Kremlin sözcüsü Dimitri Peskov, Rusya’nın hangi koşullar altında anlaşmaya geri döneceği sorusuna, “Her şey Batı’nın pozisyonuna bağlı olacak … Endişelerimizi dikkate alma isteği varsa, o zaman durum değişecek” dedi.
Interfax’ın aktardığına göre Ryabkov, “Elbette, gerekirse daha fazla karşı önlem almak da dahil olmak üzere ABD ve müttefiklerinin daha sonraki adımlarını yakından izleyeceğiz.”
Rusya’nın Sarmat kıtalararası balistik füzesini (çok sayıda nükleer savaş başlığı taşıma kapasitesine sahip bir silah) başarısız bir şekilde test ettiğine dair bu hafta başlarında bir CNN raporuna yanıt veren Interfax, Ryabkov’un şu sözlerini aktardı: “Medyada görünen her şeye güvenemezsiniz, özellikle de kaynak göründüğünde. CNN’de.”

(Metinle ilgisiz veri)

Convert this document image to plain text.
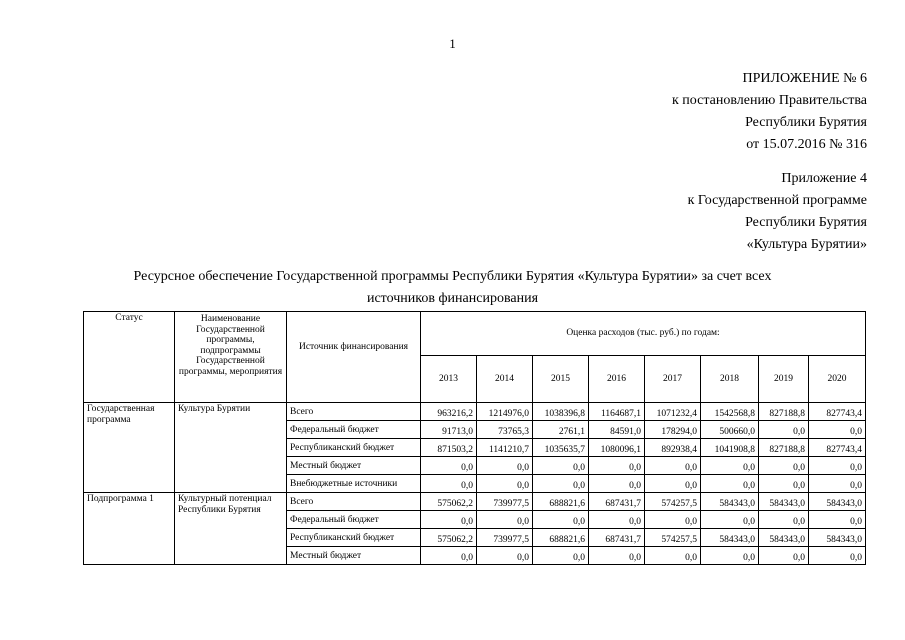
1
ПРИЛОЖЕНИЕ № 6
к постановлению Правительства
Республики Бурятия
от 15.07.2016 № 316
Приложение 4
к Государственной программе
Республики Бурятия
«Культура Бурятии»
Ресурсное обеспечение Государственной программы Республики Бурятия «Культура Бурятии» за счет всех
источников финансирования
Статус	Наименование Государственной программы, подпрограммы Государственной программы, мероприятия	Источник финансирования	Оценка расходов (тыс. руб.) по годам:							
			2013	2014	2015	2016	2017	2018	2019	2020
Государственная программа	Культура Бурятии	Всего	963216,2	1214976,0	1038396,8	1164687,1	1071232,4	1542568,8	827188,8	827743,4
		Федеральный бюджет	91713,0	73765,3	2761,1	84591,0	178294,0	500660,0	0,0	0,0
		Республиканский бюджет	871503,2	1141210,7	1035635,7	1080096,1	892938,4	1041908,8	827188,8	827743,4
		Местный бюджет	0,0	0,0	0,0	0,0	0,0	0,0	0,0	0,0
		Внебюджетные источники	0,0	0,0	0,0	0,0	0,0	0,0	0,0	0,0
Подпрограмма 1	Культурный потенциал Республики Бурятия	Всего	575062,2	739977,5	688821,6	687431,7	574257,5	584343,0	584343,0	584343,0
		Федеральный бюджет	0,0	0,0	0,0	0,0	0,0	0,0	0,0	0,0
		Республиканский бюджет	575062,2	739977,5	688821,6	687431,7	574257,5	584343,0	584343,0	584343,0
		Местный бюджет	0,0	0,0	0,0	0,0	0,0	0,0	0,0	0,0
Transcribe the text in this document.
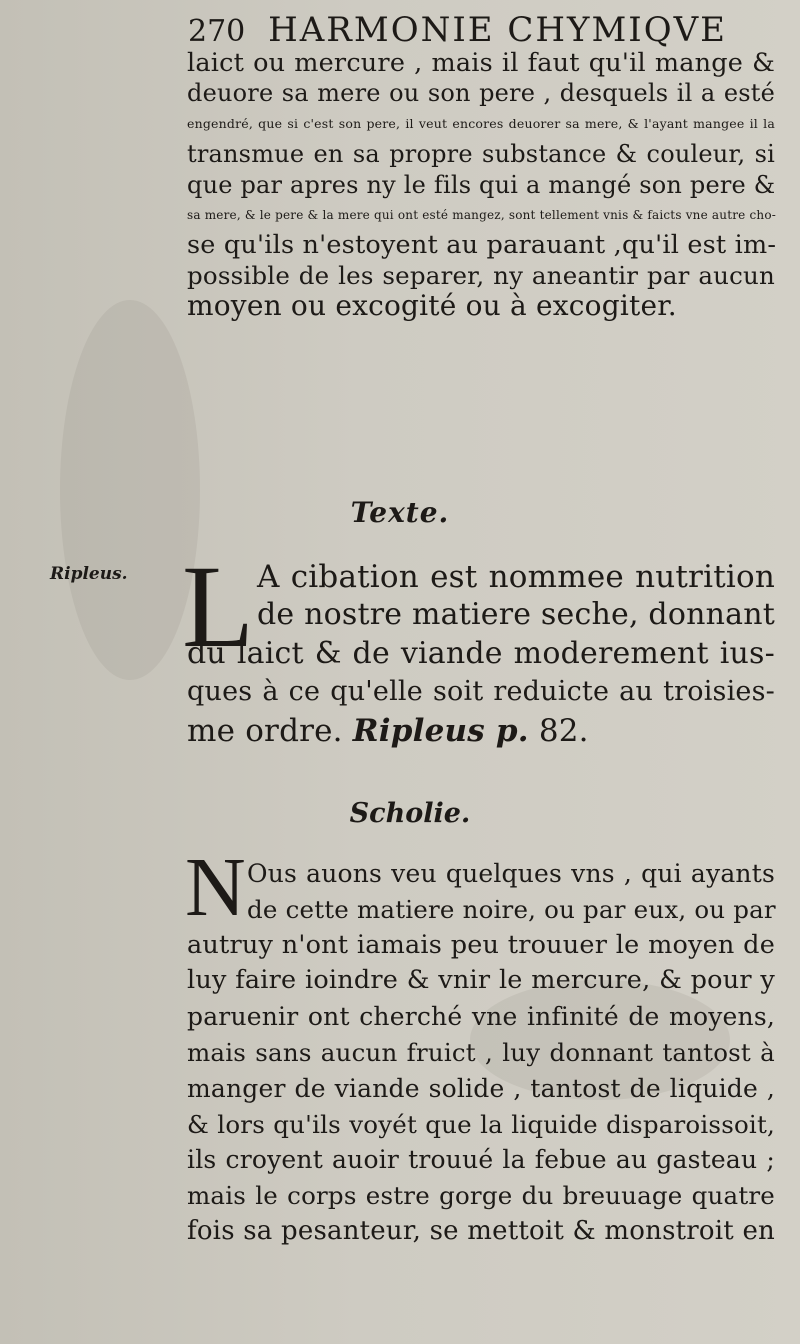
270 HARMONIE CHYMIQVE
laict ou mercure , mais il faut qu'il mange &
deuore sa mere ou son pere , desquels il a esté
engendré, que si c'est son pere, il veut encores deuorer sa mere, & l'ayant mangee il la
transmue en sa propre substance & couleur, si
que par apres ny le fils qui a mangé son pere &
sa mere, & le pere & la mere qui ont esté mangez, sont tellement vnis & faicts vne autre cho-
se qu'ils n'estoyent au parauant ,qu'il est im-
possible de les separer, ny aneantir par aucun
moyen ou excogité ou à excogiter.
Texte.
Ripleus. L A cibation est nommee nutrition
de nostre matiere seche, donnant
du laict & de viande moderement ius-
ques à ce qu'elle soit reduicte au troisies-
me ordre. Ripleus p. 82.
Scholie.
N Ous auons veu quelques vns , qui ayants
de cette matiere noire, ou par eux, ou par
autruy n'ont iamais peu trouuer le moyen de
luy faire ioindre & vnir le mercure, & pour y
paruenir ont cherché vne infinité de moyens,
mais sans aucun fruict , luy donnant tantost à
manger de viande solide , tantost de liquide ,
& lors qu'ils voyét que la liquide disparoissoit,
ils croyent auoir trouué la febue au gasteau ;
mais le corps estre gorge du breuuage quatre
fois sa pesanteur, se mettoit & monstroit en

Askıya alınan anlaşma, her iki tarafa da birbirlerinin sahalarını denetleme hakkı veriyor – ziyaretler 2020’den beri COVID ve Ukrayna’daki savaş nedeniyle durdurulmuş olsa da – ve tarafların stratejik nükleer silahlarının sayıları, yerleri ve teknik özellikleri hakkında ayrıntılı bildirimler yapmasını gerektiriyor. silahlar. .
Örneğin, bir üretim tesisinden kıtalararası bir balistik füze nakledilmek üzere olduğunda birbirlerine haber vermeleri gerekir. ABD Dışişleri Bakanlığı’na göre, anlaşmanın 2011’de yürürlüğe girmesinden bu yana iki taraf 25.000’den fazla bildirimde bulundu.
ABD Dışişleri Bakanı Antony Blinken Salı günü yaptığı açıklamada, Rusya’nın duyurulan askıya alınmasının “son derece talihsiz ve sorumsuzca” olduğunu söyledi. NATO Genel Sekreteri Jens Stoltenberg, bunun dünyayı daha tehlikeli hale getirdiğini söyledi ve Putin’i yeniden düşünmeye çağırdı.
Rusya şimdi, Rusya’ya yönelik İngiliz ve Fransız nükleer silahlarının silah kontrol çerçevesine dahil edilmesini talep ediyor; bu, Moskova ile yarım yüzyıldan fazla süren ikili nükleer anlaşmalardan sonra Washington için hiç de başlangıç olmayan bir pozisyon olarak görülüyor.